Выжженная солнцем трава свисала выцветшими белесыми космами с высоких стеблей, прокаленная жаром листва дрока испускала сильный горький запах, пропитавший в безветренную погоду теплый воздух. Растянувшись на колючей траве и глядя на изящные листья акации, до противности симметрично расположенные на ветке и резко высвеченные солнцем на фоне густо-голубого неба, я стал думать. Мне казалось, пришло самое время задуматься как-то о своей жизни и своем будущем.

Однако мне не удалось открыть ничего нового. Я видел только грозившее мне со всех сторон странное обеднение, загадочное умирание и увядание испытанных мною радостей и дорогих мыслей. Взамен того, от чего мне приходилось против воли отказываться, взамен полностью утраченного детского блаженства моя профессия не предлагала мне ничего нового, я мало интересовался ею и в итоге недолго оставался ей верен. Она не была для меня ничем другим, кроме пути в открытый мир, где, без сомнения, я найду когда-нибудь то, что меня удовлетворит. Но что это?

Можно будет увидеть мир и заработать денег, и не нужно спрашивать разрешения у отца или матери, прежде чем что-нибудь предпринять или сделать, можно целое воскресенье играть в кегли и пить пиво. Но все это, как я понимал, были только побочные занятия и уж никак не смысл новой жизни, которая ожидала меня. Истинный смысл скрывался где-то в другом месте, был глубже, прекраснее, таинственнее, и он был связан, я это чувствовал, с девушками и с любовью к ним. Там таилась большая страсть, она обещала удовлетворение, иначе жертвовать детскими радостями не имело бы никакого смысла.

О любви я, пожалуй, кое-что знал, я видел несколько любовных парочек и читал умопомрачительные стихи о любви. Я и сам влюблялся уже не раз и испытывал в мечтах известную сладость, ради которой мужчина готов отдать свою жизнь, ибо она является смыслом его деяний и устремлений. У меня были школьные товарищи со своими подругами и коллеги в мастерской, которые без всякой робости рассказывали о воскресных танцульках и о ночных похождениях с залезанием в окна. Для меня самого любовь была еще закрытым садом, о калитке в него я скромно мечтал, томимый ожиданием.
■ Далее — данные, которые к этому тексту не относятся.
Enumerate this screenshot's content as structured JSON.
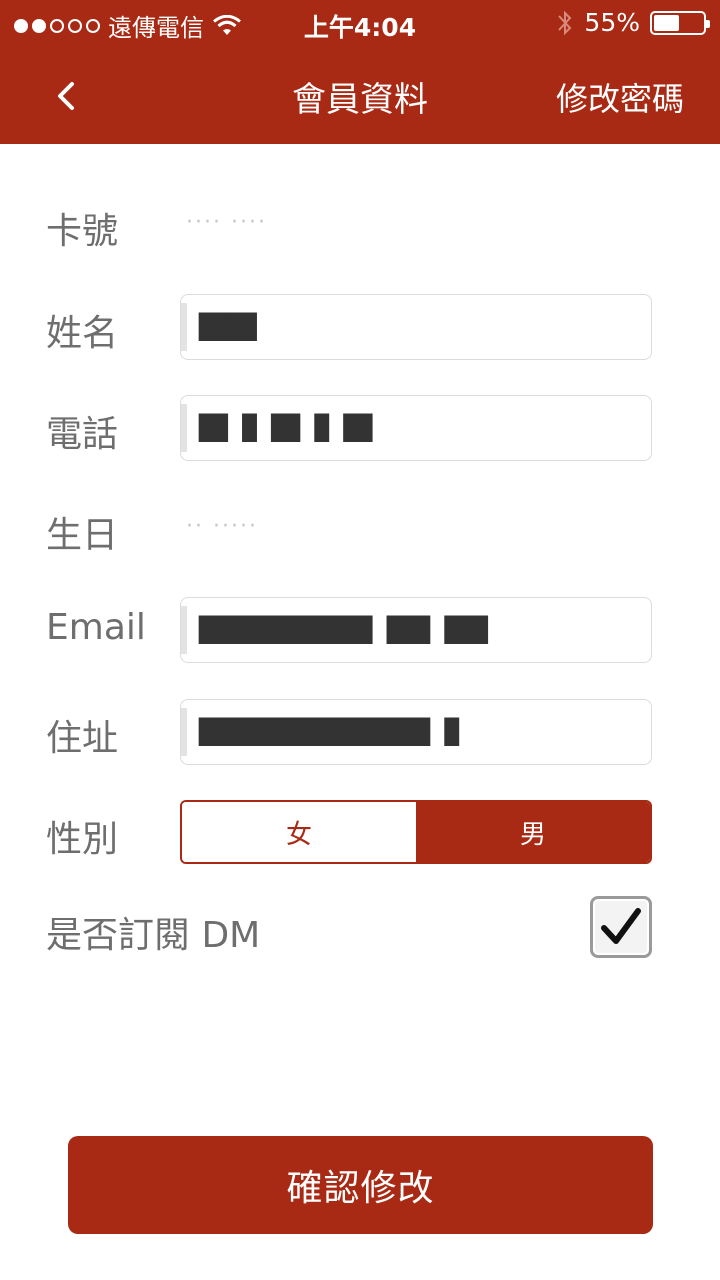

Лишь в последнюю неделю, незадолго до моего несчастья с резцом, мне впервые был подан ясный сигнал, и с тех пор я находился в том беспокойно-задумчивом состоянии, когда наступает пора прощаться, поскольку моя прежняя жизнь становится моим прошлым и четко просматривается смысл моего будущего. Наш второй ученик взял меня как-то вечером за локоток, отвел в сторонку, а по пути домой сообщил мне, что он нашел для меня подружку, у нее еще никогда не было дружка, и она хочет только меня, она связала шелковый кошелек и мечтает его мне подарить. Ее имени он не будет называть, я сумею и сам догадаться, кто это. Но когда я стал настаивать и спрашивать и наконец изобразил пренебрежение к его словам, он остановился — мы шли как раз по мостку над водой — и тихо сказал: «Она идет позади нас». Я в смущении обернулся, наполовину с надеждой, наполовину с опаской, что все это только глупая шутка. Однако сзади нас по ступенькам на мосток поднималась молоденькая девушка с бумагопрядильной фабрики, Берта Фегтлин, которую я знал еще с конфирмации. Она остановилась, посмотрела на меня, улыбнулась и медленно покраснела, ее лицо так и вспыхнуло. Я побежал быстрее домой.